一般にすぐれた年長者との出会いは、自分のモデルとの出会いという意味で自己確立の契機であると同時に、相手の圧倒的な影響力によってそのモデルの中に自己を見失う自己喪失の危機をも意味する。とくに分裂病質者が相手から適当な心理的距離をとることによってみずからを守ろうとするのは、彼らの本性が“自閉的”だからではなく、逆に、彼らは相手に対して敏感にすぎ、自分が相手から全く見透かされているように感じるからである。彼らはたやすく自分と他人との境界線を見失ってしまう。とくに、強い自我との出会いはしばしば相手の自我が文字通り自分の中に侵入するように感じられるものである。分裂病者は相手との過度の接近によってかえって人と“出会いそこなう”のだといわれる。彼らはこの危険を敏感に察知し、みずからを自己喪失から守るのである。

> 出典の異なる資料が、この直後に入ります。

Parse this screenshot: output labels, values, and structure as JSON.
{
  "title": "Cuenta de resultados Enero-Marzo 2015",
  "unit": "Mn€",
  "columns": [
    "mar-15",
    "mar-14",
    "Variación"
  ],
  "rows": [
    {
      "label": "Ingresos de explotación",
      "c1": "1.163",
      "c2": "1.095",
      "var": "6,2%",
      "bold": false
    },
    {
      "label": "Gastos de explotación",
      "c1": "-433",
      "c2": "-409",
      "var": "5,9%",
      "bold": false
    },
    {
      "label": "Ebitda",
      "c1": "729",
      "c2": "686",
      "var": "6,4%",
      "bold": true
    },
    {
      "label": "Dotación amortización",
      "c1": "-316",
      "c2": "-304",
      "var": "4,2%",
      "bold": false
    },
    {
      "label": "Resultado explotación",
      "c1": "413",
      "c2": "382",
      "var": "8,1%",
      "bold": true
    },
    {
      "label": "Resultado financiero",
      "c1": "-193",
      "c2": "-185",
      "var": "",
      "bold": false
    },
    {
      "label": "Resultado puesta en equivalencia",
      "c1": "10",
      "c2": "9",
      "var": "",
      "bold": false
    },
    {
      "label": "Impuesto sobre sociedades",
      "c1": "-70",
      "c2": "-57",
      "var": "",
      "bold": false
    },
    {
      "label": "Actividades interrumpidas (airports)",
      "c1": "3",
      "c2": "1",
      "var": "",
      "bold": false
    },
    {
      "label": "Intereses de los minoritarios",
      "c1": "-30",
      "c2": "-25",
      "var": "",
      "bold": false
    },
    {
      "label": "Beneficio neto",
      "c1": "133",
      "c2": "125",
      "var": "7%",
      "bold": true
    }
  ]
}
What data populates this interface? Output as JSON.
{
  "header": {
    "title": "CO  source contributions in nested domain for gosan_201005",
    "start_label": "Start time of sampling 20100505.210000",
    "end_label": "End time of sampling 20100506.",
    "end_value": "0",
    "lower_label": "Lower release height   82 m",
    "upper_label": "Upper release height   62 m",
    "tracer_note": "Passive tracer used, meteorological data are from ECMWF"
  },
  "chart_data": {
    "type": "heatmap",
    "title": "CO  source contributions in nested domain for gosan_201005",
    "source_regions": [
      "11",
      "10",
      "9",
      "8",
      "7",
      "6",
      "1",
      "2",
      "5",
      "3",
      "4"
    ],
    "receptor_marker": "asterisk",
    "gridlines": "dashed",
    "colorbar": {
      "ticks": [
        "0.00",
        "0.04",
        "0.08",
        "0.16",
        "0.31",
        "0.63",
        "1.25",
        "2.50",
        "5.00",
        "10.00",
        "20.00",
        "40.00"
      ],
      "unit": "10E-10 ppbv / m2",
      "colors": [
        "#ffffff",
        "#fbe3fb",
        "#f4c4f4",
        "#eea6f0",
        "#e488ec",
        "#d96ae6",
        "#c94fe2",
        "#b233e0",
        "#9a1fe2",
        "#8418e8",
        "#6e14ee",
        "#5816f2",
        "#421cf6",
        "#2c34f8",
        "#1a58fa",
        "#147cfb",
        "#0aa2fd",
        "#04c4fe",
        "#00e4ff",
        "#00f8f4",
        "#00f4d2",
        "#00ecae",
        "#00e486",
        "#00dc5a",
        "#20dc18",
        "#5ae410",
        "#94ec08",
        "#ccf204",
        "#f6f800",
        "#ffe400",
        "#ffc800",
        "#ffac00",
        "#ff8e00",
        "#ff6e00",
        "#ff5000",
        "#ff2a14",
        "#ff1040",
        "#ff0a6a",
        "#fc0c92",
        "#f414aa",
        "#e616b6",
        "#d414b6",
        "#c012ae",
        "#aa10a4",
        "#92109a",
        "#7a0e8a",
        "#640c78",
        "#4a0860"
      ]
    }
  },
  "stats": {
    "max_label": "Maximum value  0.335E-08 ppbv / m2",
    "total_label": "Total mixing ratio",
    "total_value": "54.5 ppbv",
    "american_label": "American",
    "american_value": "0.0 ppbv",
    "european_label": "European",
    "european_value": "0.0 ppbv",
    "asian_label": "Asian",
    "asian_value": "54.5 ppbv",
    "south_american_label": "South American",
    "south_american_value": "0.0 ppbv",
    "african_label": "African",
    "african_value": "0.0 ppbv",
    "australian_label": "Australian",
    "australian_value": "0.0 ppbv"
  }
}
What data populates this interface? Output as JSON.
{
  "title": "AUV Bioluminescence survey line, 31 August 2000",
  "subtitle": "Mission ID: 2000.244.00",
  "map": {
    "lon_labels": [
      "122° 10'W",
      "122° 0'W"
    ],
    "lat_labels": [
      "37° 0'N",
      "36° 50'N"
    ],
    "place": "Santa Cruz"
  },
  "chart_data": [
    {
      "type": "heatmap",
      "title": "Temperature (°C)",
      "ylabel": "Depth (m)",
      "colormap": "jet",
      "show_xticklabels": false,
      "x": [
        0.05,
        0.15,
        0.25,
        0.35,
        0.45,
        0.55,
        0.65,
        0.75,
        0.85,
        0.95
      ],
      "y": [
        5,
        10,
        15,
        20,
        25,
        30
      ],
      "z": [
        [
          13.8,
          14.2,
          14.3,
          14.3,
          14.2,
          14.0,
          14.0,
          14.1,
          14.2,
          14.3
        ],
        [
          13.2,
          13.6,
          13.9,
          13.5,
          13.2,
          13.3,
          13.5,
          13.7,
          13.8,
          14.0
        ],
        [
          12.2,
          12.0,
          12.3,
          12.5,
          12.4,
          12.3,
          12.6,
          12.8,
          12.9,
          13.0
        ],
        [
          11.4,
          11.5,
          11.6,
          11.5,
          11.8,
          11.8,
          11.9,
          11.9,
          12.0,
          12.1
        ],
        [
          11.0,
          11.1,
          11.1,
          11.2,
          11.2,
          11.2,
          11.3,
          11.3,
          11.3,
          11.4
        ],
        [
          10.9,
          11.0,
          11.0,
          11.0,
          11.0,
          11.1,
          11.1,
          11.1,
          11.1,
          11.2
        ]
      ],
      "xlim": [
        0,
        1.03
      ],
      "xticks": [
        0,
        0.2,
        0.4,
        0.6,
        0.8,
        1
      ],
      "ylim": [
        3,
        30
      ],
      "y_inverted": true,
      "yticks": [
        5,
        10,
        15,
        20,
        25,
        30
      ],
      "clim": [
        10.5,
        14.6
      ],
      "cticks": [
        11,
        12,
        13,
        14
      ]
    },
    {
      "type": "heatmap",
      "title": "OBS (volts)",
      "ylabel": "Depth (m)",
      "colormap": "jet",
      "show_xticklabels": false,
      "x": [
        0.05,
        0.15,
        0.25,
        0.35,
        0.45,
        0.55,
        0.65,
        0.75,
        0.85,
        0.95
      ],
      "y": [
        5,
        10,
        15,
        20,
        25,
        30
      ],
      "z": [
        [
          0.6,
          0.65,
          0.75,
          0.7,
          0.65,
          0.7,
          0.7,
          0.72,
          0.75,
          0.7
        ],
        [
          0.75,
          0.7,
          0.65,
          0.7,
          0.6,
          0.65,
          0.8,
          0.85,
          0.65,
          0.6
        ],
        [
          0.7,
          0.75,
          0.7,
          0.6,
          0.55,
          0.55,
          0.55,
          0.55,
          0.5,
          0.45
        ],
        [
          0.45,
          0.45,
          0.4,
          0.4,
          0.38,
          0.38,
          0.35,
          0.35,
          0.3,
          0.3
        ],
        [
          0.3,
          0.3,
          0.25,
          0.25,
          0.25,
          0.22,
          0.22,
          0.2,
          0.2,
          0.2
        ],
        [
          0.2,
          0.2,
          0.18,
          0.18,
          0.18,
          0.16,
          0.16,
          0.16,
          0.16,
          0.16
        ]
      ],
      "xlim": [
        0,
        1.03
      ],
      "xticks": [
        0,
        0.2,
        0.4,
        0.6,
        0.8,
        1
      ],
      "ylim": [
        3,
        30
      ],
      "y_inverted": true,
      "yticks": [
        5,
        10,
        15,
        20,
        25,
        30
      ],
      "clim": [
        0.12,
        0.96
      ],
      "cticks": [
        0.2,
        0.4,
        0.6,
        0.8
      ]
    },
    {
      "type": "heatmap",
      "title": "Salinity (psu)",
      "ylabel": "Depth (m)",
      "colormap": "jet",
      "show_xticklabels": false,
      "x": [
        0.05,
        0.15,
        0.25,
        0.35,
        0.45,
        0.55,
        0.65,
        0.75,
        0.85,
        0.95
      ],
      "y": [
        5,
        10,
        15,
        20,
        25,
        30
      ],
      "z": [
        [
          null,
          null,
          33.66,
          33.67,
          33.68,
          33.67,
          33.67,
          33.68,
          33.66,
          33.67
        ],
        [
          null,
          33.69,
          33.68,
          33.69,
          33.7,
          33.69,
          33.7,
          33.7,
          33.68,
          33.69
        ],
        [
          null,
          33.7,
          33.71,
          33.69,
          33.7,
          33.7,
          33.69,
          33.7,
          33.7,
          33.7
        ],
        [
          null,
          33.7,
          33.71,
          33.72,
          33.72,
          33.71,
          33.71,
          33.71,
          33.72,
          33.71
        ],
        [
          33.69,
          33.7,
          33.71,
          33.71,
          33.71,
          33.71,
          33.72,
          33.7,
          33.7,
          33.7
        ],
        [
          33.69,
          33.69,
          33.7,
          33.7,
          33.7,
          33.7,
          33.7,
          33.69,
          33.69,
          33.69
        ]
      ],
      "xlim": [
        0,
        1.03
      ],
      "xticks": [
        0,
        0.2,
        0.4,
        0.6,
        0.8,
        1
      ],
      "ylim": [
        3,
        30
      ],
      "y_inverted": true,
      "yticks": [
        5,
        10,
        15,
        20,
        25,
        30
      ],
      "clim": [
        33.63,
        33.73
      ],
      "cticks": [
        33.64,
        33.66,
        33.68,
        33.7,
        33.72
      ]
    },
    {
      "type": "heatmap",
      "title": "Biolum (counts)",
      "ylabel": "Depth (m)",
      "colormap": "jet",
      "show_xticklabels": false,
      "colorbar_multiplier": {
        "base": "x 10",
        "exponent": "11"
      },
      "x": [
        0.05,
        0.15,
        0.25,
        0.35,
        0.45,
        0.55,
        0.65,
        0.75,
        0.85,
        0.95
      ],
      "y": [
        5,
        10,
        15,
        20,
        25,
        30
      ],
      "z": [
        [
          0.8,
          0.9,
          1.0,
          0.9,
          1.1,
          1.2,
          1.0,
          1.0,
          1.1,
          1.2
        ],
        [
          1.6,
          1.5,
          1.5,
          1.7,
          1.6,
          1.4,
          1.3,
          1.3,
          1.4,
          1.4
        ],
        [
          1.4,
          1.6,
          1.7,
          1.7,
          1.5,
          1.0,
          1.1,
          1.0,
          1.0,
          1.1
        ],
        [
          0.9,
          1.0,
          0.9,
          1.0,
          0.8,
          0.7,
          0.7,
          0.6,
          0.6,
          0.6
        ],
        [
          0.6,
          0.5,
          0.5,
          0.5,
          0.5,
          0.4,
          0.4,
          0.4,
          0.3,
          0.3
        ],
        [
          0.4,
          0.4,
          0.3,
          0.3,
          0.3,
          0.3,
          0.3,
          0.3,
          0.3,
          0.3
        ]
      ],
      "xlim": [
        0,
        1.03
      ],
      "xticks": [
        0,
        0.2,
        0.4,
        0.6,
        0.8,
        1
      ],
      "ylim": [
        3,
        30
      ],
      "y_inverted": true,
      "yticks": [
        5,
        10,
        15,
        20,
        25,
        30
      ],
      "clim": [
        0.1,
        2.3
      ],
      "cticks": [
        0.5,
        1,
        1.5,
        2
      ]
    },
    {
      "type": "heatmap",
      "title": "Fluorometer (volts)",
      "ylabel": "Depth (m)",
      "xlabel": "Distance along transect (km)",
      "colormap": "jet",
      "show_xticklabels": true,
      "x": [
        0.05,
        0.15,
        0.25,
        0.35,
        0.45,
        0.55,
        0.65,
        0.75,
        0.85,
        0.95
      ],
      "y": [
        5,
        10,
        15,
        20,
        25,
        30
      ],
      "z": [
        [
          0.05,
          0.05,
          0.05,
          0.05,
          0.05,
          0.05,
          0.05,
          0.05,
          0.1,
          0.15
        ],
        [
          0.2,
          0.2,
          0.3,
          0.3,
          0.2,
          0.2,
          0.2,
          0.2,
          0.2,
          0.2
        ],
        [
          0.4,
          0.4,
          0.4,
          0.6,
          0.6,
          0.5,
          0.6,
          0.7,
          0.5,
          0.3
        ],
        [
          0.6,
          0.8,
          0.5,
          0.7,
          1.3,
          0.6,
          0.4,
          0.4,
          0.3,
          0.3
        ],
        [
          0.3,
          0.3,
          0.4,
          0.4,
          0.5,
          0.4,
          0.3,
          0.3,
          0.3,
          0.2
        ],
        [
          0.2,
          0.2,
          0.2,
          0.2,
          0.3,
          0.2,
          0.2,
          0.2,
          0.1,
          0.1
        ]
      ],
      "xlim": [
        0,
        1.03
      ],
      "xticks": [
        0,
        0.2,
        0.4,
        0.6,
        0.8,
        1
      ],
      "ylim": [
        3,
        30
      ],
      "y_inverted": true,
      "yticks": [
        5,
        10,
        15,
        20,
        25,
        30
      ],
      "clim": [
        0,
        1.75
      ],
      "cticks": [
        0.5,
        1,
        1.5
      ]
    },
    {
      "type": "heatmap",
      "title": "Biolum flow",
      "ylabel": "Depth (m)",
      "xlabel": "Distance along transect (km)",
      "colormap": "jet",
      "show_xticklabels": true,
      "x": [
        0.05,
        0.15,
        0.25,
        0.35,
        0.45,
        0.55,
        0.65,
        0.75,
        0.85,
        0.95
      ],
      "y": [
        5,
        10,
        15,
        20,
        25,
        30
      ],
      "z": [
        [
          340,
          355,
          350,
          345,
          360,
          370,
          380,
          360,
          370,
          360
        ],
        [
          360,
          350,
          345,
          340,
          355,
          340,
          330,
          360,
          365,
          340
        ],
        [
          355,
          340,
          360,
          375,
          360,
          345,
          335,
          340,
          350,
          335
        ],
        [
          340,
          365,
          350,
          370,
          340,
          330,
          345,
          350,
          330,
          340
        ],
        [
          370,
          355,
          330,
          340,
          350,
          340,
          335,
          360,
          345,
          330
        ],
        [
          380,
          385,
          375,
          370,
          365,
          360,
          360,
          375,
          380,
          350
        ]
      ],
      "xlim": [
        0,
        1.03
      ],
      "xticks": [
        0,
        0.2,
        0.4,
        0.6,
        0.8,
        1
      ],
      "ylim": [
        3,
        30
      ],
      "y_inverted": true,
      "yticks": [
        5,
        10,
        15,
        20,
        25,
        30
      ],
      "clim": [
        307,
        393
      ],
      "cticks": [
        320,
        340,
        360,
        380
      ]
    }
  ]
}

飯田真・中井久夫『天才の精神病理』(中央公論社)p25-26

タイトルがあれなので、中井久夫が書いていなければおそらく手に取らなかった本ではあるのだけど、とても面白い。科学者の病積学的研究ということで、取り上げられているのはアイザック・ニュートンチャールズ・ダーウィン、ジグムント・フロイトルートヴィヒ・ヴィトゲンシュタインニールス・ボーア、ノーバート・ウィーナーの六人。この手の本にありがちな煽情的なわかりやすさというか単純化が無くてよかった。そして上記の文章に目がいったのは、たまたま「ヱヴァンゲリヲン新劇場版:破」を観た帰りに読んでいたことには何の関係も無い。「ヱヴァ:破」は梶さんが英語喋っていてびっくりした。